Hakan GÜRLESEL : 2021 yılı doğumlu İngiliz at jenerasyonumuz gerçekten son senelerdeki en iyi jenerasyon. Bence geçen senenin Gazi Koşusu yıldızlar geçidiydi. Geçen senenin Erkek Tay Deneme Koşusu’nun bir kopyası gerçekleşti. Madras aynı şekilde kazanmayı bildi. Yabancı atlar çıplak gözle aman aman bizim atlarımızdan farklı değildi. Madras’ta hızlanma kabiliyeti çok fazla. Torku çok yüksek. Ayrıca biraz yumuşak piste bayılıyor. ETD Koşusunda Dragon Flame gibi bir atı potoda mağlup etmişti. Bitiriş Hızı/Gücü en yüksek 3-4 attan biri. Burgas biraz pistten etkilendi. 7 yaşında da arka arkaya istikrar beklemek haksızlık olur. Gücü git gide azalıyor bunu kabul etmek lazım. İkinci olan The King Siayer’da bitiriş gücü çok yüksek olan bir safkan. O da uygun bulduğu Grup yarışlarda ses getirecektir.

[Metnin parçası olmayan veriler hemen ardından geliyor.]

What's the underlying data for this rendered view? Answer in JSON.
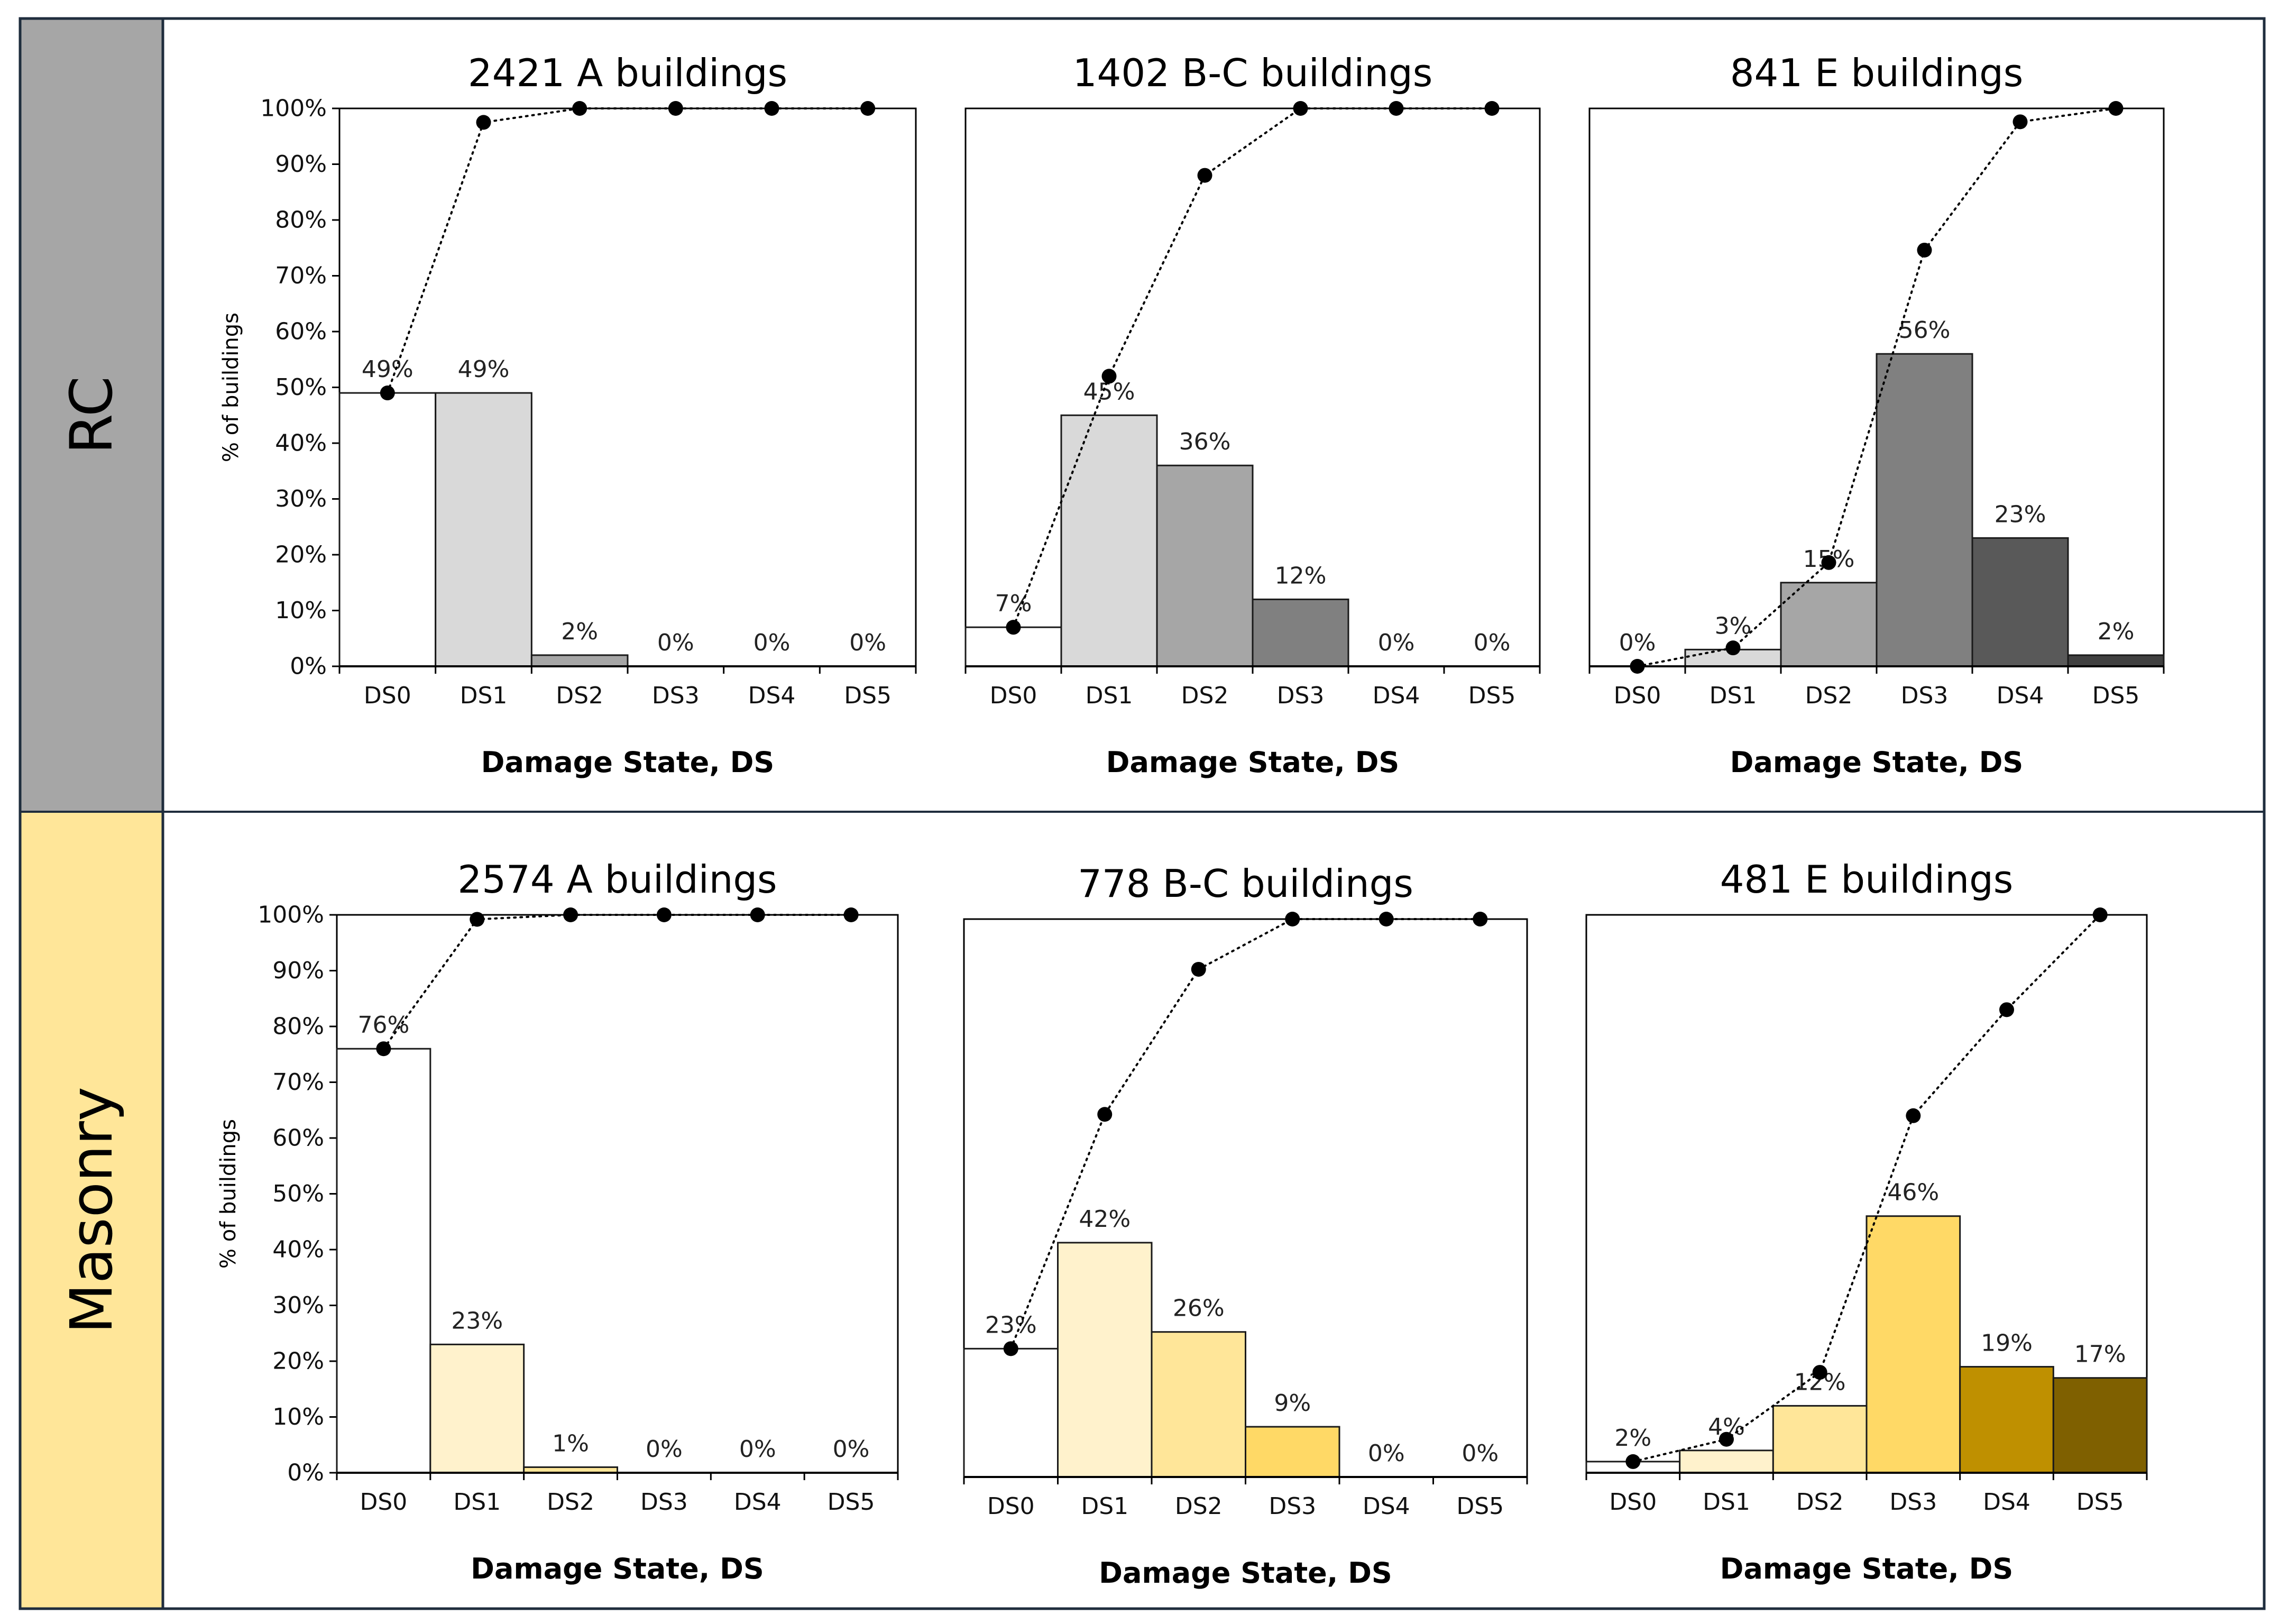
{
  "rows": [
    {
      "label": "RC",
      "color": "#a6a6a6"
    },
    {
      "label": "Masonry",
      "color": "#ffe699"
    }
  ],
  "chart_data": [
    {
      "type": "bar+line",
      "row": "RC",
      "title": "2421 A buildings",
      "categories": [
        "DS0",
        "DS1",
        "DS2",
        "DS3",
        "DS4",
        "DS5"
      ],
      "values": [
        49,
        49,
        2,
        0,
        0,
        0
      ],
      "value_labels": [
        "49%",
        "49%",
        "2%",
        "0%",
        "0%",
        "0%"
      ],
      "cumulative": [
        49,
        97.5,
        100,
        100,
        100,
        100
      ],
      "bar_colors": [
        "#ffffff",
        "#d9d9d9",
        "#a6a6a6",
        "#808080",
        "#595959",
        "#404040"
      ],
      "xlabel": "Damage State, DS",
      "ylabel": "% of buildings",
      "ylim": [
        0,
        100
      ],
      "yticks": [
        "0%",
        "10%",
        "20%",
        "30%",
        "40%",
        "50%",
        "60%",
        "70%",
        "80%",
        "90%",
        "100%"
      ],
      "show_yaxis": true
    },
    {
      "type": "bar+line",
      "row": "RC",
      "title": "1402 B-C buildings",
      "categories": [
        "DS0",
        "DS1",
        "DS2",
        "DS3",
        "DS4",
        "DS5"
      ],
      "values": [
        7,
        45,
        36,
        12,
        0,
        0
      ],
      "value_labels": [
        "7%",
        "45%",
        "36%",
        "12%",
        "0%",
        "0%"
      ],
      "cumulative": [
        7,
        52,
        88,
        100,
        100,
        100
      ],
      "bar_colors": [
        "#ffffff",
        "#d9d9d9",
        "#a6a6a6",
        "#808080",
        "#595959",
        "#404040"
      ],
      "xlabel": "Damage State, DS",
      "ylabel": "",
      "ylim": [
        0,
        100
      ],
      "yticks": [],
      "show_yaxis": false
    },
    {
      "type": "bar+line",
      "row": "RC",
      "title": "841 E buildings",
      "categories": [
        "DS0",
        "DS1",
        "DS2",
        "DS3",
        "DS4",
        "DS5"
      ],
      "values": [
        0,
        3,
        15,
        56,
        23,
        2
      ],
      "value_labels": [
        "0%",
        "3%",
        "15%",
        "56%",
        "23%",
        "2%"
      ],
      "cumulative": [
        0,
        3.3,
        18.6,
        74.6,
        97.6,
        100
      ],
      "bar_colors": [
        "#ffffff",
        "#d9d9d9",
        "#a6a6a6",
        "#808080",
        "#595959",
        "#404040"
      ],
      "xlabel": "Damage State, DS",
      "ylabel": "",
      "ylim": [
        0,
        100
      ],
      "yticks": [],
      "show_yaxis": false
    },
    {
      "type": "bar+line",
      "row": "Masonry",
      "title": "2574 A buildings",
      "categories": [
        "DS0",
        "DS1",
        "DS2",
        "DS3",
        "DS4",
        "DS5"
      ],
      "values": [
        76,
        23,
        1,
        0,
        0,
        0
      ],
      "value_labels": [
        "76%",
        "23%",
        "1%",
        "0%",
        "0%",
        "0%"
      ],
      "cumulative": [
        76,
        99.2,
        100,
        100,
        100,
        100
      ],
      "bar_colors": [
        "#ffffff",
        "#fff2cc",
        "#ffe699",
        "#ffd966",
        "#bf9000",
        "#7f6000"
      ],
      "xlabel": "Damage State, DS",
      "ylabel": "% of buildings",
      "ylim": [
        0,
        100
      ],
      "yticks": [
        "0%",
        "10%",
        "20%",
        "30%",
        "40%",
        "50%",
        "60%",
        "70%",
        "80%",
        "90%",
        "100%"
      ],
      "show_yaxis": true
    },
    {
      "type": "bar+line",
      "row": "Masonry",
      "title": "778 B-C buildings",
      "categories": [
        "DS0",
        "DS1",
        "DS2",
        "DS3",
        "DS4",
        "DS5"
      ],
      "values": [
        23,
        42,
        26,
        9,
        0,
        0
      ],
      "value_labels": [
        "23%",
        "42%",
        "26%",
        "9%",
        "0%",
        "0%"
      ],
      "cumulative": [
        23,
        65,
        91,
        100,
        100,
        100
      ],
      "bar_colors": [
        "#ffffff",
        "#fff2cc",
        "#ffe699",
        "#ffd966",
        "#bf9000",
        "#7f6000"
      ],
      "xlabel": "Damage State, DS",
      "ylabel": "",
      "ylim": [
        0,
        100
      ],
      "yticks": [],
      "show_yaxis": false
    },
    {
      "type": "bar+line",
      "row": "Masonry",
      "title": "481 E buildings",
      "categories": [
        "DS0",
        "DS1",
        "DS2",
        "DS3",
        "DS4",
        "DS5"
      ],
      "values": [
        2,
        4,
        12,
        46,
        19,
        17
      ],
      "value_labels": [
        "2%",
        "4%",
        "12%",
        "46%",
        "19%",
        "17%"
      ],
      "cumulative": [
        2,
        6,
        18,
        64,
        83,
        100
      ],
      "bar_colors": [
        "#ffffff",
        "#fff2cc",
        "#ffe699",
        "#ffd966",
        "#bf9000",
        "#7f6000"
      ],
      "xlabel": "Damage State, DS",
      "ylabel": "",
      "ylim": [
        0,
        100
      ],
      "yticks": [],
      "show_yaxis": false
    }
  ]
}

Fly By Me : G 3 Uluslararası Boğaziçi Koşusu’nun favori noktasında ön plana çıkan isim , koşuya yurtdışından katılım sağlayan Simca Mille idi. Fakat pist koşullarından mıdır bilinmez, lehine gidişatta yani süratli giden koşuda son sözü söyleyen Gökhan Kocakaya idaresindeki Borrego oldu. Bu pist ve mesafede 7. defa sahne alan Borrego , 3. defa birincilik elde etti. Kazanan Borrego ve varsa hayal kırıklığı yaratan isimlere ilişkin görüşlerini almak istiyorum.
Hakan GÜRLESEL : Yıldızlar geçidinin en başarılı üyelerinden biri Borrego düzlüğe çok sermayeli, yıpranmadan çıkmayı bildi. 500 ile 400 arası dışarıdan mı içeriden mi devam edeyim kararının verilmesi için geçti. Daha sonra bariyer dibini daha çok sevdiği için jokeyi sprintine içeriden devam etti. İçten gelip kazanmak dıştan gelip kazanmaya göre 2-3 kat fazla efor harcanmasına sebeb olur. Borrego zoru bir kez daha başardı ve haklı bir galibiyet aldı. Derece 2’35 oldu. Simca Mille biraz daha sert bir jokey arıyor açıkçası. Ancak bugün Borrego’yu geçemezmiş. Hayal kırıklığı yaratan at olmadı. Ancak Al Tan gerçekten tempo yarışlarında da çok başarılı olmaya başladı. 2400 metre gibi bir mesafede bile oldukça başarılıydı.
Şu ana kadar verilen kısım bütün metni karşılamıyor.